L’après Azali se prépare en coulisse

Opinion libre: -Assister aux acharnements quotidiens que subissent Sambi et les ténors de l’opposition.
-Observer la chute d’Azali qui s’approche à grand pas.
– Suivre l’évolution du VP Djaffar mis au devant de la scène politique par les diplomates de l’ombre pour assurer l’intérim d’Azali.
Aux regards de ces 3 éléments clef, on résume que tout est parti de l’obsession de s’accrocher au pouvoir et finira bientôt par se faire chuter de celle-ci.

De toute évidence, la communauté internationale a évité de tacler Azali au sujet des violations flagrantes des libertés démocratiques. En revanche, elle a déjà rejeté son référendum controversé. C’est pour ainsi dire que les médiateurs ont esquissé un tact qui va brusquement jeter Azali au tapis. Et puisqu’en tombant sur sa marmite de référendum dans laquelle il a déjà trempé sa révision constitutionnelle comme une bonne soupe, il va éclabousser tout son entourage, la mouvance présidentielle qui est déjà à table va voler en éclat. Choisir entre écouter la raison ou son ventre grouillant d’appétit du pouvoir, Azali hésite car il sait bien que là où il n y a pas à manger, il n y a pas de flatterie.

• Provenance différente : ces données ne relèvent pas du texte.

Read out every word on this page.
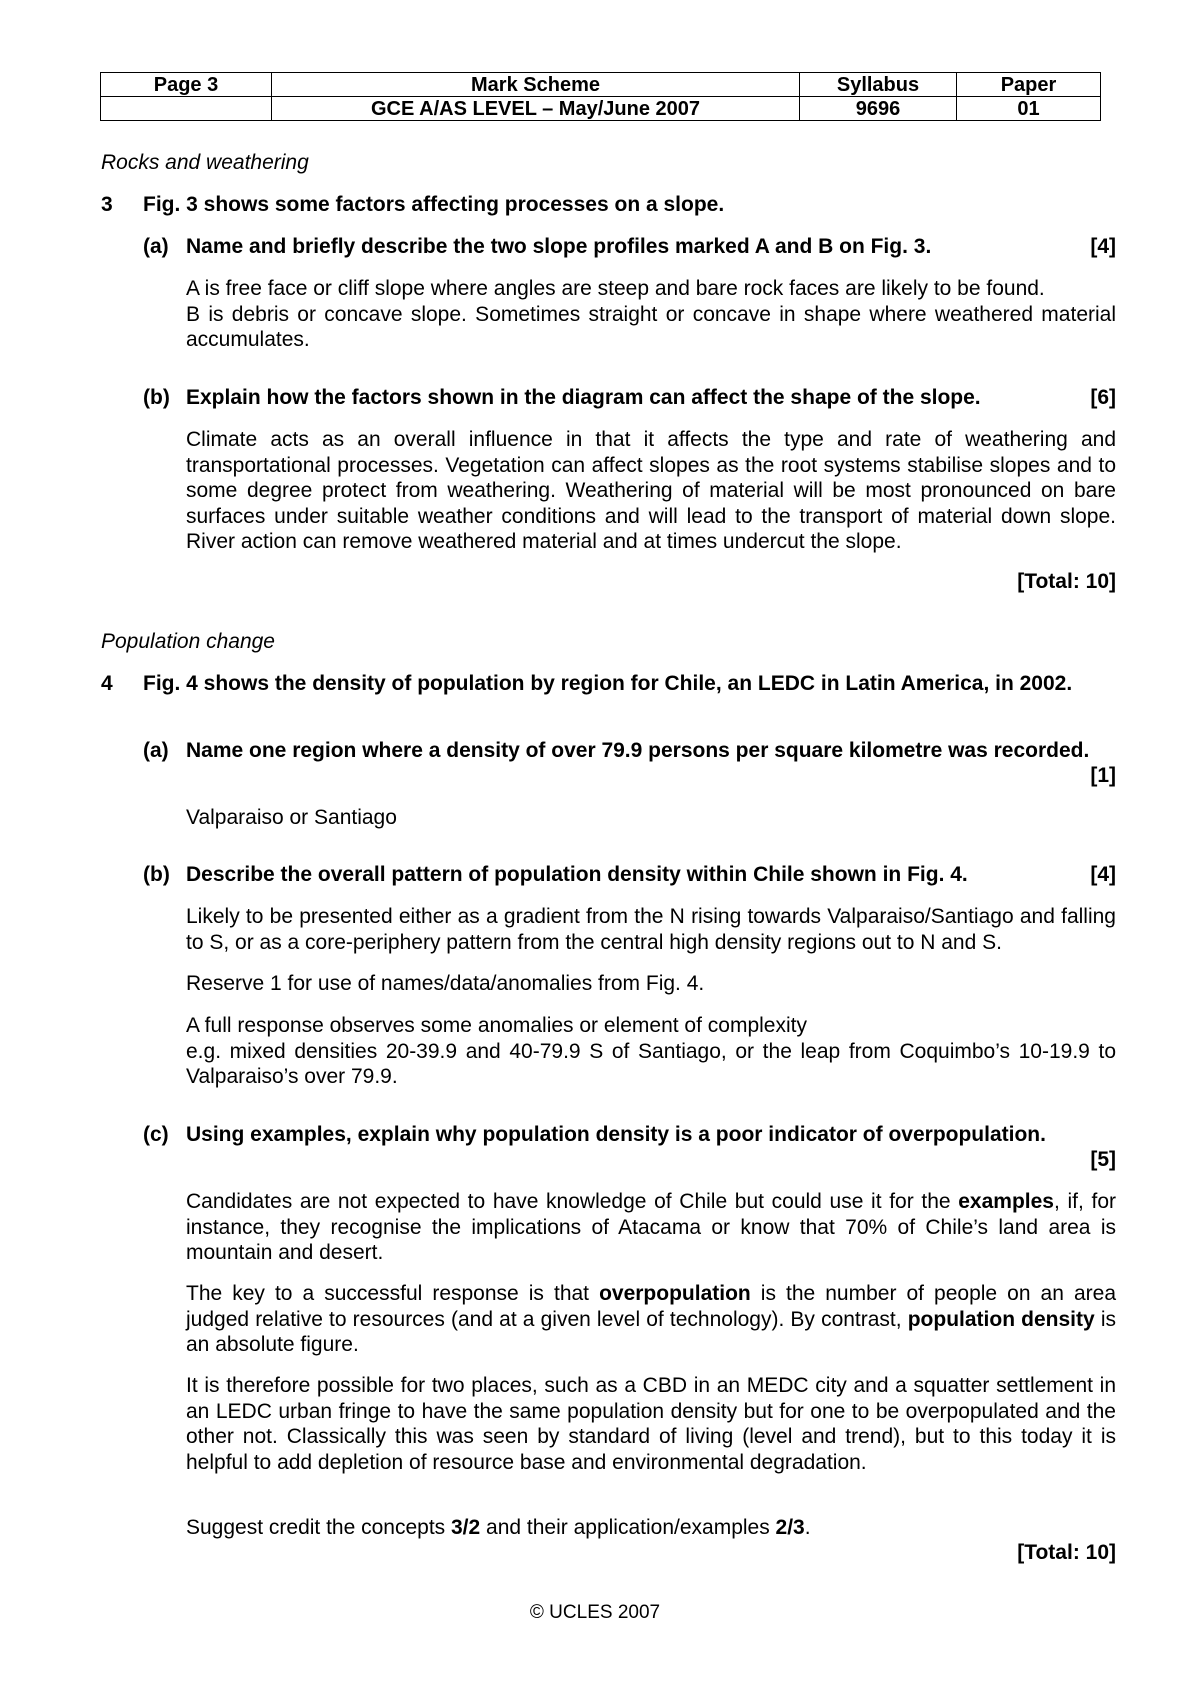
Page 3	Mark Scheme	Syllabus	Paper
	GCE A/AS LEVEL – May/June 2007	9696	01
Rocks and weathering
3 Fig. 3 shows some factors affecting processes on a slope.
(a) Name and briefly describe the two slope profiles marked A and B on Fig. 3.	[4]

A is free face or cliff slope where angles are steep and bare rock faces are likely to be found.

B is debris or concave slope. Sometimes straight or concave in shape where weathered material accumulates.

(b) Explain how the factors shown in the diagram can affect the shape of the slope.	[6]
Climate acts as an overall influence in that it affects the type and rate of weathering and transportational processes. Vegetation can affect slopes as the root systems stabilise slopes and to some degree protect from weathering. Weathering of material will be most pronounced on bare surfaces under suitable weather conditions and will lead to the transport of material down slope. River action can remove weathered material and at times undercut the slope.
[Total: 10]
Population change
4 Fig. 4 shows the density of population by region for Chile, an LEDC in Latin America, in 2002.
(a) Name one region where a density of over 79.9 persons per square kilometre was recorded.
[1]
Valparaiso or Santiago
(b) Describe the overall pattern of population density within Chile shown in Fig. 4.	[4]
Likely to be presented either as a gradient from the N rising towards Valparaiso/Santiago and falling to S, or as a core-periphery pattern from the central high density regions out to N and S.
Reserve 1 for use of names/data/anomalies from Fig. 4.

A full response observes some anomalies or element of complexity

e.g. mixed densities 20-39.9 and 40-79.9 S of Santiago, or the leap from Coquimbo’s 10-19.9 to Valparaiso’s over 79.9.

(c) Using examples, explain why population density is a poor indicator of overpopulation.
[5]
Candidates are not expected to have knowledge of Chile but could use it for the examples, if, for instance, they recognise the implications of Atacama or know that 70% of Chile’s land area is mountain and desert.
The key to a successful response is that overpopulation is the number of people on an area judged relative to resources (and at a given level of technology). By contrast, population density is an absolute figure.
It is therefore possible for two places, such as a CBD in an MEDC city and a squatter settlement in an LEDC urban fringe to have the same population density but for one to be overpopulated and the other not. Classically this was seen by standard of living (level and trend), but to this today it is helpful to add depletion of resource base and environmental degradation.
Suggest credit the concepts 3/2 and their application/examples 2/3.
[Total: 10]
© UCLES 2007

Le moins qu’on puisse dire, dans les jours qui viennent Azali devrait s’adresser à la nation pour prôner l’apaisement. Il a tenté sans succès de tenir tête a la France, finalement il n a plus d’autres choix que de céder en repoussant son referendum au calendrier grec. La déclaration d’hier d’Amine Soeuf à-propos « d’une nouvelle feuille de route qui est entrain d’être élaborée » s’insère dans ce sens. Un pas de plus vers le référendum, la France prévoit des sanctions drastiques qui consiste à geler la libre échange : aucun euro de la diaspora ne serait transféré aux Comores.

Même sans référendum, il n’y aura pas de véritable apaisement. Ce n’est pas une bonne nouvelle pour l’opposition puisqu’en réalité cela ne brisera pas pour autant le rêve fou d’Azali de rester au pouvoir jusqu’à 2030. Cela s’explique par le fait qu’afin écraser tous les opposants d’Azali, le parquet ne cesse de souffler une tempête d’arrestations pour augmenter les revenus du procureur « sursis ». C’est le cas de tous les leaders du Djuwa à Ngazidja condamnés à des peines de sursis pour les rendre inéligibles. En outre, référendum ou pas, Azali n’est pas prêt à céder le pouvoir comme ses prédécesseurs l’ont fait dans la paix et la stabilité. Il est prêt à surfer sur une coulée de sang pour se maintenir au pouvoir. Raison pour laquelle dans les chancelleries, l’on se prépare déjà à l’après Azali.

Par Cap Patrie

2 commentaires sur L’après Azali se prépare en coulisse

  1. Ben Ali et Cap patrie, vous êtes des illusionnistes, des anti azalistes, des vendeurs de rêves, toujours prêts aux anticipations. Rassurer vous, on a réservé pour vous des postes importants. Vous êtes en train de jouer le rôle de la France en écrivant qu’elle va geler la circulation etc, et quoi encore. Allez vous faire voir ailleurs.

    • On s’adresse a la communauté étrangère pour la signifier « d’aller voir ailleurs »..et en voilà encore un autre qui s’adresse aux nationaux pour dire aussi »allez vous faire voir ailleurs ».donc puis je comprendre que ceux qui critique l’action gouvernementale sont des parias et des indesirables , pour cela seront traités comme des étrangers chez eux?